Effect of Thickness on Creep Relaxation of Stress Around the Crack Tip

Abstract

The Ct-integral has an equivalent role to the J-integral in the context of time-dependent creep behavior in quasi- static problems. Because of the time-dependent effects of creep deformation, there is no one parameter that characterizes the stress state around the crack tip for all circumstances. The appropriate parameter to use depends on the details of the constitutive law (whether the law describes primary, secondary, or tertiary creep) and on the stage of deformation of the material around the crack tip. In addition, creep deformation can occur in either an initially elastic or an initially plastic stress field. When the initial response of the material is linear elastic and secondary creep dominates the creep behavior, the stress intensity factor, KI, and the path independent integral, C*, are the relative loading parameters. For small-scale creep (that is, when elastic strains dominate almost everywhere in the specimen except in a small zone that grows around the crack tip), KI governs crack growth initiation.
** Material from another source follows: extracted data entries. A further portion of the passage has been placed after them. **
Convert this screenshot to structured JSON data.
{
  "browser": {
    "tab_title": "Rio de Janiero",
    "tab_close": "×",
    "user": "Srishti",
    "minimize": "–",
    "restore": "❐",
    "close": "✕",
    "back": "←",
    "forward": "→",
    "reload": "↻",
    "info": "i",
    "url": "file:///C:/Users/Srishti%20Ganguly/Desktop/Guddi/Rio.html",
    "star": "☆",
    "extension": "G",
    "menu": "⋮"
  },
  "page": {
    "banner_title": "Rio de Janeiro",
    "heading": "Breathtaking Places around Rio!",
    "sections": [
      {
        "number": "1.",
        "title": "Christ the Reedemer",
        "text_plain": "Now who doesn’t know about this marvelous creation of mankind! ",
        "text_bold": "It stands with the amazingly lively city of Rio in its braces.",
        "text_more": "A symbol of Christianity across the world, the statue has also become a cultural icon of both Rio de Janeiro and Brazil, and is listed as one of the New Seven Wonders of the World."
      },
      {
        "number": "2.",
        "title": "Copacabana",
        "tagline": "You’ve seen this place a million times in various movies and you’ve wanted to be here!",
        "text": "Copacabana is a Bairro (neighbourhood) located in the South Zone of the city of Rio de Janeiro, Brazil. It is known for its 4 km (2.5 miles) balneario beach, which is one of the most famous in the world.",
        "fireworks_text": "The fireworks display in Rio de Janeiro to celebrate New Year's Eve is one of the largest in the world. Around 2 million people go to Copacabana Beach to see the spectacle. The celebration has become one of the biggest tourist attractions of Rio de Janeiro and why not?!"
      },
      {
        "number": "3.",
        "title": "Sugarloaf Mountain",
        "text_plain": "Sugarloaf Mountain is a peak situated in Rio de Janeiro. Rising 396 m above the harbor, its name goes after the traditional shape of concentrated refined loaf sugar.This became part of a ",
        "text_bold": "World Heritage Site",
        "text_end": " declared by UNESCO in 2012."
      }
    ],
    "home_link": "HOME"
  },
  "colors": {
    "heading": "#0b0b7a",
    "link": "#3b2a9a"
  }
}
If, however, the creep zone becomes large compared to the specimen size and the elastic strains small compared to the creep strains, C* is the appropriate fracture parameter. For stationary cracks Ct characterizes the rate of growth of the crack-tip creep zone under small-scale creep conditions and is also related to the stress intensity factor KI. Under extensive secondary creep conditions, Ct→ C* and is path independent throughout the extensive creep region.This paper takes into account the evaluation of Ct-integral as a function of time for a shallow edge-crack in a half space subjected to constant Mode I far-field tensile loading. The effect of thickness on creep relaxation of stress around the crack tip has been also investigated. Similar to J-integral, the values of Ct-integral decrease as the thickness of the specimen decreases. The rate of the Ct-integral reduction reduces by decreasing the thickness.